# Externe Ansteuerung (Motor,Licht) mit Java?



## JPhil (19. Dez 2003)

Servus!

Hat jemand von euch eine Idee, wie und ob es überhaupt möglich ist mit Java ein Programm zu schreiben, mit dem man über eine serielle Schnittstelle (oder USB,etc.) einen Motor oder ähnliches ansteuern kann?

Habe nämlich keine Ahnung!

Schonmal Danke im Voraus!


----------



## Ebenius (19. Dez 2003)

Naja möglich ist das natürlich. Aber da die Schnittstellen systemabhängig sind und java Plattform-Unabhängig ist, wirst Du Dir schon für den Port eine _native_-Schnittstelle für Dein System bauen müssen.

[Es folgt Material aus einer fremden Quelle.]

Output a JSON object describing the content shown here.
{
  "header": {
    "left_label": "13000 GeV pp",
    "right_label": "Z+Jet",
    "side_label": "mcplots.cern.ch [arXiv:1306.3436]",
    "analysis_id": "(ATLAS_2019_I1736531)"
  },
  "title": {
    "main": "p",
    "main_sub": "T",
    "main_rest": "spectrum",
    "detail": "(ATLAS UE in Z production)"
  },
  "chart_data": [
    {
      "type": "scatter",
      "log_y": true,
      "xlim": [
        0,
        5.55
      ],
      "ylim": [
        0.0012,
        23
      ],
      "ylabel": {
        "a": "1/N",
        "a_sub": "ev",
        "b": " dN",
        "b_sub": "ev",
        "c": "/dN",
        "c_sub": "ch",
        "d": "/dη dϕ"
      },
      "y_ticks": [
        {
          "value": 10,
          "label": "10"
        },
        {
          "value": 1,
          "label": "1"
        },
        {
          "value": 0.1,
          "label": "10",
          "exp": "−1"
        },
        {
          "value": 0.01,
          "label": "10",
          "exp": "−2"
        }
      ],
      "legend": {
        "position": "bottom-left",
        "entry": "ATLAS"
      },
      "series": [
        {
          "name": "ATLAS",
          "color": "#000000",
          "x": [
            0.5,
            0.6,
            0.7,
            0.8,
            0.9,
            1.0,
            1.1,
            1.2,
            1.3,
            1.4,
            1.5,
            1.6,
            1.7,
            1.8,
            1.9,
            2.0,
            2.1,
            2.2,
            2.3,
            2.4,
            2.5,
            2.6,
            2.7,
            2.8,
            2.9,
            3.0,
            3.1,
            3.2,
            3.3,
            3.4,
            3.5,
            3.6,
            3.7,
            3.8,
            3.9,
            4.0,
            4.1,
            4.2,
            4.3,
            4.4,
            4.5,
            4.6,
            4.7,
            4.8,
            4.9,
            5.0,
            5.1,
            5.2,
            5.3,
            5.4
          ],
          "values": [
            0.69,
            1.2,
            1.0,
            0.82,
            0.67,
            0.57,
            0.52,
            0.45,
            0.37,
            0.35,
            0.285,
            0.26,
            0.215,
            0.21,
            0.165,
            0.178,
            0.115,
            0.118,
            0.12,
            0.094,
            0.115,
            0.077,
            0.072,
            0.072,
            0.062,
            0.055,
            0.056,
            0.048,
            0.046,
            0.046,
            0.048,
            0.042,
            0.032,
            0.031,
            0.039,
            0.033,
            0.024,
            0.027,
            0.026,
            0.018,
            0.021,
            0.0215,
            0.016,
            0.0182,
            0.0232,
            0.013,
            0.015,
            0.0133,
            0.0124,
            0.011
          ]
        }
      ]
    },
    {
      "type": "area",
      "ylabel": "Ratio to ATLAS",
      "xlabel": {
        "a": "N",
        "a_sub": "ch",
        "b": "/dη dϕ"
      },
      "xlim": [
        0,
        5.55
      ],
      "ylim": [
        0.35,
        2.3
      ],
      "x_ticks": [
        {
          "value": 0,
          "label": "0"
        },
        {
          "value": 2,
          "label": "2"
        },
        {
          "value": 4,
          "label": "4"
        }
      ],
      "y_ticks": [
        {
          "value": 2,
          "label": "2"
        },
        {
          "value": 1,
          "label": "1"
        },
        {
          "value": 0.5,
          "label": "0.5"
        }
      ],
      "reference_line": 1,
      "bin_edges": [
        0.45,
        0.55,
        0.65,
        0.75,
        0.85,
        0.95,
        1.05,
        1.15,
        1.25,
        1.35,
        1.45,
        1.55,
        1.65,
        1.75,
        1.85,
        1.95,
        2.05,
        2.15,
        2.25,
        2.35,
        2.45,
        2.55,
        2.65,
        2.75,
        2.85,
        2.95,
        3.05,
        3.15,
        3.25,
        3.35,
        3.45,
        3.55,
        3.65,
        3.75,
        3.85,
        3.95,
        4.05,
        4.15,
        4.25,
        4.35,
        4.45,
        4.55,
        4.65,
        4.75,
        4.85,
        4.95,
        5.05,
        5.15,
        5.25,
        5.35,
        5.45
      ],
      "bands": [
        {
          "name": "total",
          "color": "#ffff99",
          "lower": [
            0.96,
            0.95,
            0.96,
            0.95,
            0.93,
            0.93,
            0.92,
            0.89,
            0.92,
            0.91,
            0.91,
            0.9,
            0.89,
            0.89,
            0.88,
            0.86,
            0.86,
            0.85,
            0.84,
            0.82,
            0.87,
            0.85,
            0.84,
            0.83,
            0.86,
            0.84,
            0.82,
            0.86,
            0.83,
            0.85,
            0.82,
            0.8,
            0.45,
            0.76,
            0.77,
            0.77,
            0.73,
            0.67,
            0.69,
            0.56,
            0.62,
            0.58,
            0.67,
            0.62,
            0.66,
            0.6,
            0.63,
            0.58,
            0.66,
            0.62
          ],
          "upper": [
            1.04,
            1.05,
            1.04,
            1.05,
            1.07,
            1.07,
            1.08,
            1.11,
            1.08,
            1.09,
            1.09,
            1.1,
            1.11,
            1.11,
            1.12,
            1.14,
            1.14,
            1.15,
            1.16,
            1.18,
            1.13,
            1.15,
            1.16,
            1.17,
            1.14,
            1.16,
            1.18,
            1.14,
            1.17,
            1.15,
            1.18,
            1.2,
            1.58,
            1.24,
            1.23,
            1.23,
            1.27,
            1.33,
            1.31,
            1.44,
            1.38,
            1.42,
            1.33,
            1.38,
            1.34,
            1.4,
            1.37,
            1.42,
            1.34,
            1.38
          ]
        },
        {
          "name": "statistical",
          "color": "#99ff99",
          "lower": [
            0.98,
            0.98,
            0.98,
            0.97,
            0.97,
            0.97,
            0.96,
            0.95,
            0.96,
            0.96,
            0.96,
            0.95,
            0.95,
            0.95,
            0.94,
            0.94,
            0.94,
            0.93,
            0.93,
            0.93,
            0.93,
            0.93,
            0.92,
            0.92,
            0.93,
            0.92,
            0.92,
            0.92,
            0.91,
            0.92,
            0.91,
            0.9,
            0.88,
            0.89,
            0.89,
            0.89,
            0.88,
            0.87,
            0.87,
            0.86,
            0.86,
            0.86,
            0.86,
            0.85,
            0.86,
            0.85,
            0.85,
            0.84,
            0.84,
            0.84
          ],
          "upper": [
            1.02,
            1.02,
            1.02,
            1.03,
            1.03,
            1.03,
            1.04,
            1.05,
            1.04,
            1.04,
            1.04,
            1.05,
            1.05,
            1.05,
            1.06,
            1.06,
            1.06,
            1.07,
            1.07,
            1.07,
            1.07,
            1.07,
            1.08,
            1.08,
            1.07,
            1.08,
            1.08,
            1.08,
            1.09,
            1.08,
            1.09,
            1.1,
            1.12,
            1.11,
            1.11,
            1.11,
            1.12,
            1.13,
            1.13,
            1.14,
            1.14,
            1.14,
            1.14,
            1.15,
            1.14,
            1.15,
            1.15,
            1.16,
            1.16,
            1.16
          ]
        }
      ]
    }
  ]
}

Kann mir gut vorstellen, dass es für PCs schon einige fertige Sachen für Linux und/oder Windows gibt. Hab aber nicht nach sowas gesucht... Google mal.

Das Programm zur Ansteuerung kann dann natürlich in java laufen.

 :arrow: Gehört nicht nach AWT&Swing :arrow: *verschieb*

Es grüßt Ebenius


----------



## Guest (19. Dez 2003)

OK, danke schön!

Dann werd ich lieber die Finger davon lassen*g*!

Sorry für die falsche Rubrik!


----------



## Guest (6. Jan 2004)

hi

ich habe schon mal an einem projekt mitgearbeitet, da wurden mittels java applikation zwei schrittmotoren angesteuert. das ganze wurde mit einem kontoller von ak modul realisiert. www.ak-modul-bus.de die typenbezeichnung war CY7C63001-2 du solltest ihn unter bauteile im onlineshop finden. auf der page findest du auch die files zur programmierung, falls nicht, kann ich sie dir schicken. weiters gibt es einen pic von microchip, welcher mit der usb schnittstelle kommunizieren kann. leider habe ich damit keine erfahrung. 
ich hoffe das hat dir ein wenig geholfen.

mfg

jopp


----------



## Stefan1200 (6. Jan 2004)

Also von Sun gibt es immerhin eine API, in der man den Seriellen COM Port und den Parallelen LPT Port unter Windows (und Solaris) ansprechen kann. Vielleicht reicht dir das schon?!?

http://java.sun.com/products/javacomm/


----------